Elektrikli sandalyenin bilim insanları veya mühendisler tarafından tasarlanabileceğini düşünebilirsiniz ancak gerçek, bundan çok farklı ve şaşırtıcı.
Kim derdi ki elektrikli sandalye bir diş hekimi tarafından icat edilmiş olsun? Bu hikâyenin tam olarak nasıl ilerlediğine yakından bakalım.
19. yüzyılın sonlarında Amerika, asılmaya kıyasla daha “insancıl” bir infaz yöntemi arıyordu.
O dönemlerde ölüm cezası korkunç şekillerde uygulanıyordu. Kurşuna dizme, baş kesme, zehirli gaz verme… Daha sonra Amerika, daha “insancıl” ve verimli bir yöntem aradı. Ne kadar da düşünceli, değil mi?
Dr.

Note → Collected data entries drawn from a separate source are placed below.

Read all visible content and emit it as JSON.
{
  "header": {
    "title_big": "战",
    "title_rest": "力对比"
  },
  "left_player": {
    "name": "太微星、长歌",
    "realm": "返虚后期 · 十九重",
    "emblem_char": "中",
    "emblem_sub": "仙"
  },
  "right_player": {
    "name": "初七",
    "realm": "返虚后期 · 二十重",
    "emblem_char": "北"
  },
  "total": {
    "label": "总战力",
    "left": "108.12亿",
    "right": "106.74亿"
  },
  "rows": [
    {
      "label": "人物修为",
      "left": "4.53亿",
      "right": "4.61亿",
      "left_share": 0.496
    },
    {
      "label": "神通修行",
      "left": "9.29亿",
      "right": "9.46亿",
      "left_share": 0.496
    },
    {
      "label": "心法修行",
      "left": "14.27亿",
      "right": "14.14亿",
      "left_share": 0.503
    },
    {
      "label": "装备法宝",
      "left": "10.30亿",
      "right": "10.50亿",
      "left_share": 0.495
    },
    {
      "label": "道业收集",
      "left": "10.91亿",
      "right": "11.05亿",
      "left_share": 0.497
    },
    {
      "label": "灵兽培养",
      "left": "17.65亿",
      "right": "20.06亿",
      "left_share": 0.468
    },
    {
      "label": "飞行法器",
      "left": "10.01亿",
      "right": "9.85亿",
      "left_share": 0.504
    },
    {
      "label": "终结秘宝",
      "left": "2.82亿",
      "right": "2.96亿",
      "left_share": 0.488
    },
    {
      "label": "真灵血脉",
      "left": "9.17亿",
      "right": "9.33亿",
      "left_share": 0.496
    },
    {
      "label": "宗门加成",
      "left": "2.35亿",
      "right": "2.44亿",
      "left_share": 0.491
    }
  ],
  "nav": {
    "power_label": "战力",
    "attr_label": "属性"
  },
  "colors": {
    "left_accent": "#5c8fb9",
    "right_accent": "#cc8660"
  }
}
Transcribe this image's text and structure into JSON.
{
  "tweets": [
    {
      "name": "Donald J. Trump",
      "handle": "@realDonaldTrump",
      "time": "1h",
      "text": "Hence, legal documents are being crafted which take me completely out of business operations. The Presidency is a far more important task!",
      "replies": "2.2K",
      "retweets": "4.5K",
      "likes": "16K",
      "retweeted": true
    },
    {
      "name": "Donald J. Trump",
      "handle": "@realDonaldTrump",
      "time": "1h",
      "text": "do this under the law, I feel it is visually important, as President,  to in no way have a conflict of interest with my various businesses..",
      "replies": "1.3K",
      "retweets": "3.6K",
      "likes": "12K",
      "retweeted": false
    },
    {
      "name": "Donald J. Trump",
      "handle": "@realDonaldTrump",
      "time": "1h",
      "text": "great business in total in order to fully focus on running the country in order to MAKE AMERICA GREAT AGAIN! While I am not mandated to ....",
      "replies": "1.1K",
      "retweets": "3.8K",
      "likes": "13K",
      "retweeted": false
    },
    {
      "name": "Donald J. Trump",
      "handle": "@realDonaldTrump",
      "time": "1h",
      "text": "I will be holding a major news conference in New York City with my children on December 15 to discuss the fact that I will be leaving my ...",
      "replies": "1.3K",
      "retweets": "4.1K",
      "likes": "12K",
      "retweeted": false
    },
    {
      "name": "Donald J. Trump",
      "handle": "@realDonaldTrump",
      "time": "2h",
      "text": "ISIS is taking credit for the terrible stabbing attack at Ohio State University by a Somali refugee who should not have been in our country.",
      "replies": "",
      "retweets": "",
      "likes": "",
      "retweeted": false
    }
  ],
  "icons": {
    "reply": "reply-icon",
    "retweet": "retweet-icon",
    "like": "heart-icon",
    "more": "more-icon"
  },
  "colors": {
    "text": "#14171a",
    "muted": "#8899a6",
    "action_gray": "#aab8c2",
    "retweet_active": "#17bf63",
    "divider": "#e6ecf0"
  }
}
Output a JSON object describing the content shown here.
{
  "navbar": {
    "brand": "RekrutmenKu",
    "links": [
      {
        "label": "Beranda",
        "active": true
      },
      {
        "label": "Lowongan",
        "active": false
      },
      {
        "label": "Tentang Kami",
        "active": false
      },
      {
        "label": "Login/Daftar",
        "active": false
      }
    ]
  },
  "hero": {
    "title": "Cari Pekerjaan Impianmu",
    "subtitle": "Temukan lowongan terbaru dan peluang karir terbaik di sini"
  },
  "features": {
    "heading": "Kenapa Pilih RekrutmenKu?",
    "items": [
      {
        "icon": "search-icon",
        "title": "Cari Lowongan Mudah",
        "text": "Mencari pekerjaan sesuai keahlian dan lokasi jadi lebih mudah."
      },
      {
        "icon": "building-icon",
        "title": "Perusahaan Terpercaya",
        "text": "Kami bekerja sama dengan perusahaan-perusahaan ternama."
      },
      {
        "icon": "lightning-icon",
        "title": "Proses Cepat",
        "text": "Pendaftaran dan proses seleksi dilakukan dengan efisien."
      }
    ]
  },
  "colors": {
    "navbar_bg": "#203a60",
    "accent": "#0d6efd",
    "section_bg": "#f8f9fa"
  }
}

Alfred Southwick, yeni bir infaz yöntemi geliştirmeye başladı.
1881 yılında sarhoş bir adamın yanlışlıkla elektrik jeneratörüne dokunup anında ölmesine şahit olan Dr. Southwick, bu olaydan etkilendi ve ölüm cezasına çarptırılacaklar için elektrikten yararlanabileceğini düşündü.
Dr. Southwick, önce hayvanlar üzerinde pek çok deney yaptı. Yüksek voltajlı bir elektrik akımının sinir sistemini bozabileceğini ve hızlı bir ölüme yol açabileceğini varsaydı. Bu yönteme de “elektroksiyon” adını verdi.
Doktorun önerisi ilgi gördü.
1887’de dünyanın ilk elektrikli sandalyesi New York’taki Auburn Hapishanesinde kullanıldı. 6 Ağustos 1890’da, katil William Kemmler’e yapılan infaz, ölüm cezası tarihinde yeni bir dönüm noktası oldu ancak planlandığı gibi gitmedi.
Kemmler, gözle görülür bir şekilde mücadele ediyor ve acı çekiyordu. Hani “insancıl” bir yöntem arıyorlardı ya, bu pek öyle değil gibiydi. Tüm bunlara rağmen elektrikli sandalye ABD’de yaygınlaştı ve daha “verimli” ve “daha az acı verici” hâle getirilmeye çalışıldı.
Günümüzde elektrikli sandalyenin kullanımı pek yaygın değil.
Tartışmalı olsa da elektrikli sandalye uzun yıllar boyunca ABD’de ölüm cezası yöntemi olarak kullanıldı; Ted Bundy gibi tanınmış seri katillerin bazıları da elektrikli sandalyeyle idam edildi.
Günümüzde bu kullanım büyük ölçüde azaldı ve alternatif yöntemler geliştirildi. Hatta bazı eyaletler tamamen kaldırdı.